# Setup stuff

In [104]:
from fabric import Connection
import subprocess
from dateutil.parser import parse
import datetime
from collections import defaultdict
import csv
import pandas as pd


class RemoteFile(object):
    def __init__(self, machine, path):
        self.machine = machine
        self.path = path
        
    def age(self): 
        r = self.machine.run("stat -c '%y' " + self.path, hide=True )
        return(parse(r.stdout.strip()))
    def checksum(self):
        r = self.machine.run("sum " + self.path, hide=True )
        return(r.stdout.split(" ")[0].strip())
    
    

class LocalFile(object):
    def __init__(self, path):
        self.path = path
        
    def age(self): 
        r = subprocess.check_output(['stat', '-f', '%m', self.path])
        return(datetime.datetime.utcfromtimestamp(int(r)))
    def checksum(self):
        r = subprocess.run(['sum', self.path], capture_output=True)
        return(r.stdout.decode().split(" ")[0].strip())
    def countdistinct(self, column):
        try:
            values = defaultdict(int)
            for row in csv.DictReader(open(self.path)):
                values[row[column]] += 1
            return values
        except KeyError as ve:
            print(column, "not found in", self.path,":",";".join(row.keys()))
    def dictreader(self):
        return csv.DictReader(open(self.path))
    def df(self, indexes):
        df = pd.read_csv(self.path,skipinitialspace=True)
        df.set_index(indexes,inplace=True)#, drop=True, inplace=True)
        return df
   
erebor = Connection("cbogart@erebor.lti.cs.cmu.edu")
oscar = Connection("cbogart@da4.eecs.utk.edu:443")

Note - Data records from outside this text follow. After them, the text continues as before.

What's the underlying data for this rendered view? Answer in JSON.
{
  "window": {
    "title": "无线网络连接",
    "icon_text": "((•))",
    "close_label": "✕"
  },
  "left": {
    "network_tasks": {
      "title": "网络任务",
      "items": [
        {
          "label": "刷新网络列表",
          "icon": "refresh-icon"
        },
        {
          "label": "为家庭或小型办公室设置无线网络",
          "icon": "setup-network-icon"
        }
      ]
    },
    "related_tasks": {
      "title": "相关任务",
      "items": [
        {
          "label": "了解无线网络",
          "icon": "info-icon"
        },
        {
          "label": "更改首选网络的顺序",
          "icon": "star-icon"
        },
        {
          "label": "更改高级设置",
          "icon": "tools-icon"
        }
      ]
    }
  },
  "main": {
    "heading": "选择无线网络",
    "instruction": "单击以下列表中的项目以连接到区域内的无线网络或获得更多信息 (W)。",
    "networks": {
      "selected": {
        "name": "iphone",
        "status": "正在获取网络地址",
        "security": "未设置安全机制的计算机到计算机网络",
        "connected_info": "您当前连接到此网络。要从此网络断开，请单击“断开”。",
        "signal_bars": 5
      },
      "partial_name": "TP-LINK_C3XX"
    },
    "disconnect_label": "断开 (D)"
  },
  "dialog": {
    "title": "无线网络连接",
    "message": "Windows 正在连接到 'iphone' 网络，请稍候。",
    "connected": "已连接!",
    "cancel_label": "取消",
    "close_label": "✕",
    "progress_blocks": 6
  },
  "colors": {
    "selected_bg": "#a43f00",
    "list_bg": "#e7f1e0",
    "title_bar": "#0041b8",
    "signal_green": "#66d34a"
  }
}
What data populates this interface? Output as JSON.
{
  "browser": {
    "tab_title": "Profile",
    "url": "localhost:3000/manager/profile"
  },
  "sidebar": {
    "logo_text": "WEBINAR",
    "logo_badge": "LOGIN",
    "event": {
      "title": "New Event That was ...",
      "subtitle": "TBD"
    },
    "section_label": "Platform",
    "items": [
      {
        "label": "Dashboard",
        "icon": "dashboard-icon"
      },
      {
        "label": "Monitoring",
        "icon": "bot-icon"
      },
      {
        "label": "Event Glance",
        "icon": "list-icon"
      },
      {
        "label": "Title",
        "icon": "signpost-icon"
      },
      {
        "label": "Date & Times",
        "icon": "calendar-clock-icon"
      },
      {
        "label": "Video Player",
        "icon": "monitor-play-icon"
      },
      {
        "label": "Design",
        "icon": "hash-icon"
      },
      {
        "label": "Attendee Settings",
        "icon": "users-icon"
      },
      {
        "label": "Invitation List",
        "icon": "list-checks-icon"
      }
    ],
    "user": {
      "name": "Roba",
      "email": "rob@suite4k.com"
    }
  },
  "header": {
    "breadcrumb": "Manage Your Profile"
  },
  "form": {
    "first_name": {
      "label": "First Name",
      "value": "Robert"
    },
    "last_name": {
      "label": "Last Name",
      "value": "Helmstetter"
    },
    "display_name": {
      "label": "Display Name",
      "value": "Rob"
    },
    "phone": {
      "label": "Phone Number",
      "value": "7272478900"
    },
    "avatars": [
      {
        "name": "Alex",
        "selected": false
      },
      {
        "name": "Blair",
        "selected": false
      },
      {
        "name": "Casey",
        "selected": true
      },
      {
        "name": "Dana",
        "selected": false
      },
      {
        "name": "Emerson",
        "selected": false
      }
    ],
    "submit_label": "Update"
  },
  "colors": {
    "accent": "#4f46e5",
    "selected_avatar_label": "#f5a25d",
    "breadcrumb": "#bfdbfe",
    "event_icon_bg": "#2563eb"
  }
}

# Canonical list of packages to study

In [110]:
original_repo_list = RemoteFile(oscar,"/home/cbogart/dev-migration/data/common/gh-repos.txt")
local_orig_repo_list = LocalFile("/Users/bogart-MBP-isri/Dropbox/research/dev-migration/data/common/gh-repos.txt")
original_repo_map = RemoteFile(erebor,"/usr2/scratch/cbogart/dev-migration/data/mapping.csv")
local_orig_repo_map = LocalFile("/Users/bogart-MBP-isri/Dropbox/research/dev-migration/data/common/pkg-repo-map.csv")
print("Original repo list: ", original_repo_list.age())
print("Local repo list: ", local_orig_repo_list.age(), "Checksum: ", original_repo_list.checksum() == local_orig_repo_list.checksum())
print("Original repo map: ", original_repo_map.age())
print("Local repo map: ", local_orig_repo_map.age(), "Checksum: ", original_repo_map.checksum() == local_orig_repo_map.checksum())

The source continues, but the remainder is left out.